29.09.2018 08:00 |

„Klagswut“ belastet:

Der Bürgermeister als eine aussterbende Spezies

Immer öfter sehen sich steirische Bürgermeister mit komplexen Rechtsfragen konfrontiert, nicht selten enden diese vor dem Richter. Allein in Trofaiach war man bei der jüngsten Gemeinderatssitzung mit der Abhandlung von gleich vier Fällen von Bürger-Beschwerden beschäftigt, die allesamt beim Verwaltungsgericht endeten. „Längst trauriger Alltag“, weiß der betroffene Bürgermeister Mario Abl.

Gestalten und verwalten. Das Jobprofil heimischer Bürgermeister war lange Zeit überschaubar. Neuerdings muss dieses um die Begriffe „juristische Bildung“ und „Lust am Streiten“ ausgeweitet werden. Auch eine dicke Haut als Rüstzeug ist zu empfehlen: „Der Beruf ist unglaublich schwierig geworden. Wir haben immer mehr Verantwortung und die Gesetzeslage wird parallel zusehends komplexer“, spricht Mario Abl, roter Bürgermeister von Trofaiach, aus Erfahrung.

Beschwerden werden zum Alltag
Gleich vier beim Landesverwaltungsgericht eingebrachte Beschwerden standen bei der Gemeinderatssitzung Donnerstabend auf der Tagesordnung: „Das ist nichts Ungewöhnliches mehr. Gemeinwohl wird nebensächlicher, die Hemmschwelle, Anwälte einzuschalten, geringer.
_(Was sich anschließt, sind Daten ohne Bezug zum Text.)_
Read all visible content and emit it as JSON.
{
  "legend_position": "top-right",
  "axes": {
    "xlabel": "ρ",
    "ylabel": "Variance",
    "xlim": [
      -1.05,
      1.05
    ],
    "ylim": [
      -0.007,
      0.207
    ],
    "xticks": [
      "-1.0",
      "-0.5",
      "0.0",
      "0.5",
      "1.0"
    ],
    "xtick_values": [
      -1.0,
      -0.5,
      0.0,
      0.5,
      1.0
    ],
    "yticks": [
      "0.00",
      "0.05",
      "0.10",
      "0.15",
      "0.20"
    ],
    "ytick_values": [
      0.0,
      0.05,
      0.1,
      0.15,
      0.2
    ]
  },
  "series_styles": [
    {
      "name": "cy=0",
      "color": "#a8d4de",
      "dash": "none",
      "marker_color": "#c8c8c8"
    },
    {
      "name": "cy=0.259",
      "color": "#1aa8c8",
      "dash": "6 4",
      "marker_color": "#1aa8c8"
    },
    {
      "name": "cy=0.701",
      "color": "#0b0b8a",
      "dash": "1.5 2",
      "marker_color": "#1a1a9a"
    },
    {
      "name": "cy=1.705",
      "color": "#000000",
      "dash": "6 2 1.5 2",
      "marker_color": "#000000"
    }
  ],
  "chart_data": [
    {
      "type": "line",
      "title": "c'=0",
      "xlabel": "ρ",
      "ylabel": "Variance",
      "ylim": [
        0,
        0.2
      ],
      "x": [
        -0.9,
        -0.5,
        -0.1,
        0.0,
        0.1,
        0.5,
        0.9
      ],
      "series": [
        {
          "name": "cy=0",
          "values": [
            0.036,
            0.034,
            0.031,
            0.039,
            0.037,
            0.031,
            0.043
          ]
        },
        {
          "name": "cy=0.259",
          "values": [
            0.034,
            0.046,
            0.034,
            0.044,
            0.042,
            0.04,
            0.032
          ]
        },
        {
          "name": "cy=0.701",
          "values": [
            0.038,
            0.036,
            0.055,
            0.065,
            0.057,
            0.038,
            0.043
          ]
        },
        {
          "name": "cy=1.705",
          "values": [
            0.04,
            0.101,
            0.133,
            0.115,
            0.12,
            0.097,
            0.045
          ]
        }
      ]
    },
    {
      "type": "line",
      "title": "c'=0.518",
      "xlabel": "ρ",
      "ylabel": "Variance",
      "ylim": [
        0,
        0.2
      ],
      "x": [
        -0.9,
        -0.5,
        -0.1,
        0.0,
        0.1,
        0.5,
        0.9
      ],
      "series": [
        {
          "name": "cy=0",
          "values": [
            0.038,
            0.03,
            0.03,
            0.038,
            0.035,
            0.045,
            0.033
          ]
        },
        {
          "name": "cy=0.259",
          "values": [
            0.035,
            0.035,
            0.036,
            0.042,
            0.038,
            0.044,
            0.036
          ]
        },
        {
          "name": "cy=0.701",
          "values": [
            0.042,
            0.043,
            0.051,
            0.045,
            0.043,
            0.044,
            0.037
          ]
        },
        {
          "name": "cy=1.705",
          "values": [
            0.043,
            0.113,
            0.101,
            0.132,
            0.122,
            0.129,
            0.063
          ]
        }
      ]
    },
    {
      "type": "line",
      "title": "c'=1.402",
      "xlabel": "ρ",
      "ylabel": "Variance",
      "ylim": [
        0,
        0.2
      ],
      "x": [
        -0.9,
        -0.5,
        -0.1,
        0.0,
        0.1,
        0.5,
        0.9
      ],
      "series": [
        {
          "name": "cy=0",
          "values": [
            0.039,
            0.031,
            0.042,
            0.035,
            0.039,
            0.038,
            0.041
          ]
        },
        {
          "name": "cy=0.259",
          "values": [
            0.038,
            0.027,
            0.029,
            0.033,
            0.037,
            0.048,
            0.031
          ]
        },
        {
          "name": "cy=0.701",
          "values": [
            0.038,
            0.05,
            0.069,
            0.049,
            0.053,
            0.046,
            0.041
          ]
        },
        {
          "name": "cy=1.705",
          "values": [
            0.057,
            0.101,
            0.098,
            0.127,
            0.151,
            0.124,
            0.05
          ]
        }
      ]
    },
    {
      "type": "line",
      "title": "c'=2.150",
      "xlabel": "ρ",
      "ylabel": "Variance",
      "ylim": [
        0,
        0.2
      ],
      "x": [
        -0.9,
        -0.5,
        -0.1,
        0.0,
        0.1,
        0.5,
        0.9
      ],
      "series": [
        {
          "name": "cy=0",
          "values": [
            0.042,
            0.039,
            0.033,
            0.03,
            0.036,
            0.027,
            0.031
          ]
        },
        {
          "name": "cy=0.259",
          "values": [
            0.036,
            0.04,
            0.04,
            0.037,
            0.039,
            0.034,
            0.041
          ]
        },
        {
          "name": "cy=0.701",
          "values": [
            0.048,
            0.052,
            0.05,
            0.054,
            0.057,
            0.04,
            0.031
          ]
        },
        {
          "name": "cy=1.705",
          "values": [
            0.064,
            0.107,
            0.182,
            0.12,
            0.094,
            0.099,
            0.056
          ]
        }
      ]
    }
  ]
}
So sehen heute die großen Zeit- und Energieräuber eines Bürgermeisters aus“, sagt Abl.

Noch schwieriger haben es Vorsteher kleinerer Gemeinden, die nicht auf hauseigene Juristen zurückgreifen können: „Wir nähern uns mittlerweile amerikanischen Verhältnissen an; gerne wird ohne mit der Wimper zu zucken der Anwalt eingeschaltet, ohne vorher das Gespräch mit dem Betroffenen zu suchen“, erzählt Joachim Lackner, im fünften Jahr Vollblut-VP-Bürgermeister von Traboch.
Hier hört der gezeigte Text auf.